How should the law respond to the plight of consumers who have little viable recourse when a business breaches their contract? For an overview of this problem and a review of the potential strengths and weakness of online dispute resolution (ODR), there is no better article to read than Remedy Realities in Business-to-Consumer Contracting (Remedy Realities), Professor Amy Schmitz’s contribution to a symposium in honor of the late Professor Jean Braucher, herself a leading writer about and advocate of consumer protection in business to consumer contracts.
Professor Schmitz’s article first reviews the reasons consumers find themselves with limited recourse when disappointed with their business’s performance, including take-it-or-leave-it form contracts that disclaim warranties, limit remedies, and require often one-sided arbitration and a waiver of class actions. In addition, consumers “lack the time, knowledge, or patience” to pursue their claims and are beset with business strategies that deter remedy seeking. Although legal literature has well-documented these problems, Schmitz’s article sets forth a nice summary and adds important data, such as the waning of class arbitration in the years subsequent to the U.S. Supreme Court’s curious (in my view) decision in AT&T Mobility LLC v. Concepcion, 131 S. Ct. 1740 (2011), which reinforces arbitration and class waivers. Remedy Realities does much more than this, however. Inspired by Professor Braucher’s work on consumer protection, Schmitz evaluates in some detail how ODR may ameliorate the consumers’ plight.
Schmitz is not content with existing complaint portals in part she says because of their unreliability and lack of manageability (“it has become nearly impossible to navigate the largely unmonitored review and complaint websites”) and their lack of teeth in resolving disputes. She argues that ODR has more potential. As an example, she sets forth eBay’s dispute procedures, which allow a buyer to file an online complaint. If the seller does not respond satisfactorily, eBay can assign an ODR “neutral” to decide the dispute. Further, eBay can use PayPal to hold back funds and enforce the neutral’s determination. eBay’s resolution procedures, as well as other ODR entities, “use online processes to end disputes without need for the travel, stress, inconveniences, and other costs of traditional . . . resolution measures.” (Schmitz points out, however, that eBay’s user agreement also includes a binding arbitration clause if resolution fails.)
Although a proponent of ODR, Schmitz isolates some of the hurdles to success of the process. One important concern is potential consumer reluctance to participate in ODR in part because of privacy concerns. Further, she points out that ODR may be costly for businesses and therefore trigger price increases. The process might also diminish the business practice of allowing automatic returns. In addition, Schmitz notes and documents the problem of “differential access to the Internet” among consumers with complaints. Finally, and perhaps most important, taking a lesson from some arbitration procedures, she observes that ODR entities may be partial to the businesses that retain them.

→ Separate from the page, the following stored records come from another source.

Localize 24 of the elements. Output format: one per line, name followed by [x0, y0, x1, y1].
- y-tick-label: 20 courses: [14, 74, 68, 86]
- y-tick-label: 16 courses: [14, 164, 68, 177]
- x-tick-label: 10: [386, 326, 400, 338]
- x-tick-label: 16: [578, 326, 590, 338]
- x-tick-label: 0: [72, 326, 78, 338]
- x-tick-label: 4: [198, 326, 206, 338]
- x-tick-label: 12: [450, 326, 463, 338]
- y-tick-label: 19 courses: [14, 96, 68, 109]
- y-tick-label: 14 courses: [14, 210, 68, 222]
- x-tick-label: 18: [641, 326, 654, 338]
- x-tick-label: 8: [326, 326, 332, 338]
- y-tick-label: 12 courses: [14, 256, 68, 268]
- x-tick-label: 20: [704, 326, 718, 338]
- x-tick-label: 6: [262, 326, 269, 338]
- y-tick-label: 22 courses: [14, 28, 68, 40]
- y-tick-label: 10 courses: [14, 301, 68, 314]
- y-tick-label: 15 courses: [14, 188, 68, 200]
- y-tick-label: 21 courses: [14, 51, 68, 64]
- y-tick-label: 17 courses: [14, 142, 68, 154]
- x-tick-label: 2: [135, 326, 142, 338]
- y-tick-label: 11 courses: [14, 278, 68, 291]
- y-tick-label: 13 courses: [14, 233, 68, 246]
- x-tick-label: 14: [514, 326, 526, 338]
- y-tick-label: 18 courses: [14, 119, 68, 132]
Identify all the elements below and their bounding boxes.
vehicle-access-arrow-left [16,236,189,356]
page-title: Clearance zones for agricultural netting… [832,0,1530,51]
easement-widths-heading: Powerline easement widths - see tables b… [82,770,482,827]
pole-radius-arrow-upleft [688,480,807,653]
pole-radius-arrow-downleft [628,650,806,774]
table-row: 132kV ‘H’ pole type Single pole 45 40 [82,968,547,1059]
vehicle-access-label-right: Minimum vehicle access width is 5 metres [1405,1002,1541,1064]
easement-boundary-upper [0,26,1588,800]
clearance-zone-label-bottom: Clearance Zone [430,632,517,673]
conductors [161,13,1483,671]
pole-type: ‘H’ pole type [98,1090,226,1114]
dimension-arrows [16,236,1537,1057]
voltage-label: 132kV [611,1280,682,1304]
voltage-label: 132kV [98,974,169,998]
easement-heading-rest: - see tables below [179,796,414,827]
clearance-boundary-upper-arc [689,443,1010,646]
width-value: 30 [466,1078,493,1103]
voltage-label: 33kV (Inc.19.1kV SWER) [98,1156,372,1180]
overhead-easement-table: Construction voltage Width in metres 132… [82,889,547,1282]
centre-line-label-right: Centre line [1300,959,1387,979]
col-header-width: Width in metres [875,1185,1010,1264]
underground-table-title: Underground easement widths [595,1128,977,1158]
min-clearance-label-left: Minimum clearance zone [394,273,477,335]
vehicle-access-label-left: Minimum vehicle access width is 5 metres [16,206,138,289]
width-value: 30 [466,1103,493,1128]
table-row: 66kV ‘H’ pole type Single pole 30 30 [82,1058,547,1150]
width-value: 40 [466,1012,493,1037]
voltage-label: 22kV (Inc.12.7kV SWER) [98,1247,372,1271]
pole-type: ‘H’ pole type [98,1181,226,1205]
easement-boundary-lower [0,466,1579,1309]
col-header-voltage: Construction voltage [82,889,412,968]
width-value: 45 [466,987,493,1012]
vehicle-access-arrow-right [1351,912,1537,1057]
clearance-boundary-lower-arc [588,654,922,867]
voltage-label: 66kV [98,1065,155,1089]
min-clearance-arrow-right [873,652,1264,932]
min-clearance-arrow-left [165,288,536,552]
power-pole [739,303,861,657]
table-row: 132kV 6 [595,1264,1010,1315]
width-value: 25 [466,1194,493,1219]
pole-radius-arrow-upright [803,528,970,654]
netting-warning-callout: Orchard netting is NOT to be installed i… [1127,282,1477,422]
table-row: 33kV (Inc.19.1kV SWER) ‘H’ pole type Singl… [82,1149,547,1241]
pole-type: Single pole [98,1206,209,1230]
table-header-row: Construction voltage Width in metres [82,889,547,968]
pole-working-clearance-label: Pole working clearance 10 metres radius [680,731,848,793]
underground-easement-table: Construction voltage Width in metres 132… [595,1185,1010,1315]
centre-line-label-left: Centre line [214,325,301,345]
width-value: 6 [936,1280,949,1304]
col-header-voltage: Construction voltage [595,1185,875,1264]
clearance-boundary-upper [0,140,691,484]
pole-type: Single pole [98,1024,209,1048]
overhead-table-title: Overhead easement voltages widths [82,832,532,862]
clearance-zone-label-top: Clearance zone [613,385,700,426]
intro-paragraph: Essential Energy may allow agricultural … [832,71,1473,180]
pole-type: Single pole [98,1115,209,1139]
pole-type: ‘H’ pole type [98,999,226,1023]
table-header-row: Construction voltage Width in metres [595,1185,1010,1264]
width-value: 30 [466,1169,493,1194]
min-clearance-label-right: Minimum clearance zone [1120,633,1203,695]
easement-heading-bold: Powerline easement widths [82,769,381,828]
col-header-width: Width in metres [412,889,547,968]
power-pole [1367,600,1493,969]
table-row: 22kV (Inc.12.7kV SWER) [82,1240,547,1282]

Although Schmitz discusses possible solutions to these problems, the reader may come away with some doubt about the potential of ODR, at least as a complete solution to the problem of consumer rights. For example, Schmitz writes that the problem of privacy calls for designers of ODR systems to develop “robust means for protecting privacy and encrypting data.” The problem of business partiality, she explains, requires “collaboration with governmental regulators … to ensure system fairness,” including rules to review and accredit ODR programs. The reader may question whether Schmitz is asking a lot and is too optimistic about the potential of designers and government to achieve these goals. Perhaps ameliorating the problem, ODR entities and regulators can look to Europe where ODR is popular and successful and pattern their processes accordingly.
Additional possible solutions, perhaps working in tandem with ODR, come to mind. For example, the New York Times recently reported that the Consumer Financial Protection Bureau adopted a new (but controversial) rule that bars financial firms from prohibiting class actions. Also, I wonder if Schmitz is too pessimistic about the potential of complaint portals. In fact, she argues that businesses should favor ODR in part because ODR will “hinder consumers from spreading negative publicity on social media.” Another possibility is a more formal role for watchdog websites that can monitor business terms, collect additional information about business practices, and spread the word about worrisome terms and practices.
No subject today is probably more important than technology’s effect on legal and social issues. Scholars working in this area should read Remedy Realities. In a follow-up article that has just surfaced on SSRN, The New Handshake: Where We Are Now, Schmitz and her coauthor Colin Rule, pursue the effect of technology on consumer rights. They see problems: “The internet has… usher[ed] in a new age of consumer confusion and disempowerment.” In Remedy Realities, however, Schmitz sees a potential solution in ODR.
Obviously, I have only scratched the surface here in explaining the problems consumers face in pursuing their rights and in the potential of ODR. For an excellent discussion that helps move the ball forward, read Amy Schmitz’s article, Remedy Realities in Business-to-Consumer Contracting.